On 1 December 1942, General Fleischer was ordered to the position of military attaché to Washington, D.C. This was another obvious humiliation, since usually officers of the ranks of major or lieutenant-colonel served in this role. Being too much for him to swallow, he shot himself with his own gun through the heart on 19 December 1942. He was found by his adjutant Lieutenant Richard Brinck-Johnsen, who brought the urn with the General's ashes to London in a Liberator aircraft. In London Brinck-Johnsen was ordered to keep the circumstances of Fleischer's death secret. Only in 1995 did Brinck-Johnsen speak out, stating that in his opinion Fleischer had taken his own life in sorrow of being set aside and not being needed by anyone.

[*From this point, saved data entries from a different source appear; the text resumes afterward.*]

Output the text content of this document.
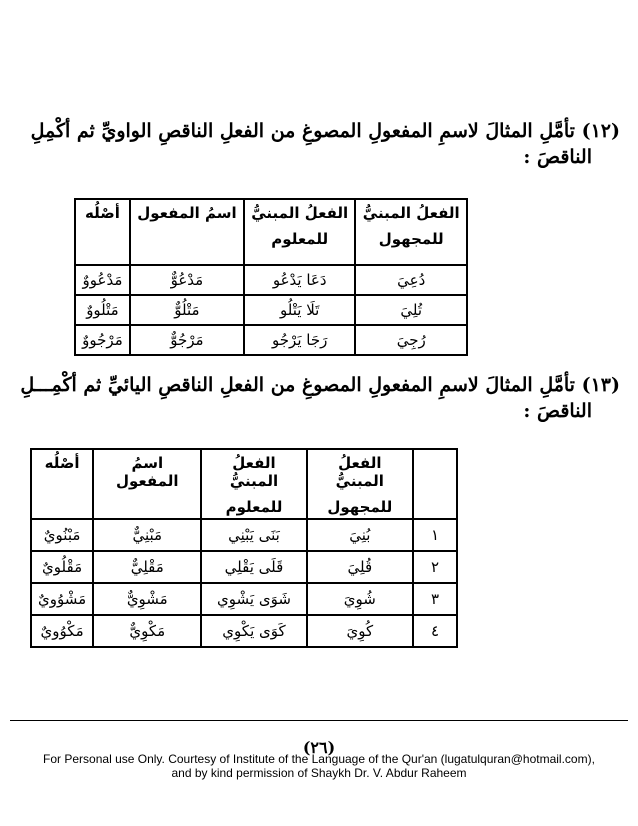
(١٢) تأمَّلِ المثالَ لاسمِ المفعولِ المصوغِ من الفعلِ الناقصِ الواويِّ ثم أكْمِلِ
الناقصَ :
الفعلُ المبنيُّ
للمجهول	الفعلُ المبنيُّ
للمعلوم	اسمُ المفعول	أصْلُه

دُعِيَ	دَعَا يَدْعُو	مَدْعُوٌّ	مَدْعُووٌ
تُلِيَ	تَلَا يَتْلُو	مَتْلُوٌّ	مَتْلُووٌ
رُجِيَ	رَجَا يَرْجُو	مَرْجُوٌّ	مَرْجُووٌ
(١٣) تأمَّلِ المثالَ لاسمِ المفعولِ المصوغِ من الفعلِ الناقصِ اليائيِّ ثم أكْمِـــلِ
الناقصَ :

	الفعلُ المبنيُّ
للمجهول	الفعلُ المبنيُّ
للمعلوم	اسمُ المفعول	أصْلُه

١	بُنِيَ	بَنَى يَبْنِي	مَبْنِيٌّ	مَبْنُويٌ
٢	قُلِيَ	قَلَى يَقْلِي	مَقْلِيٌّ	مَقْلُويٌ
٣	شُوِيَ	شَوَى يَشْوِي	مَشْوِيٌّ	مَشْوُويٌ
٤	كُوِيَ	كَوَى يَكْوِي	مَكْوِيٌّ	مَكْوُويٌ
(٢٦)
For Personal use Only. Courtesy of Institute of the Language of the Qur'an (lugatulquran@hotmail.com),
and by kind permission of Shaykh Dr. V. Abdur Raheem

Still disputed today, it is thought that one of the reasons for sending him to Canada was that he favoured a series of coastal raids against Norway to hamper German use of the occupied nation. Fleischer also wanted to build substantial army forces abroad and employ them in active operations against the German occupying forces in Norway, something that was in direct conflict with the more passive strategy favoured by Cabinet Nygaardsvold. The prevailing view in the rest of the Cabinet was to build air and naval forces that could be used directly with Allied forces, as they feared such raids would provoke the Germans into severe punitive actions against the local populace, such as they did after the Telavåg incident.

Harstad (Gen. Fleischers gate), Bodø (General Fleischers gate), Bardufoss (General Fleischers veg) and Eiksmarka (General Fleischers vei) all have streets named after the general.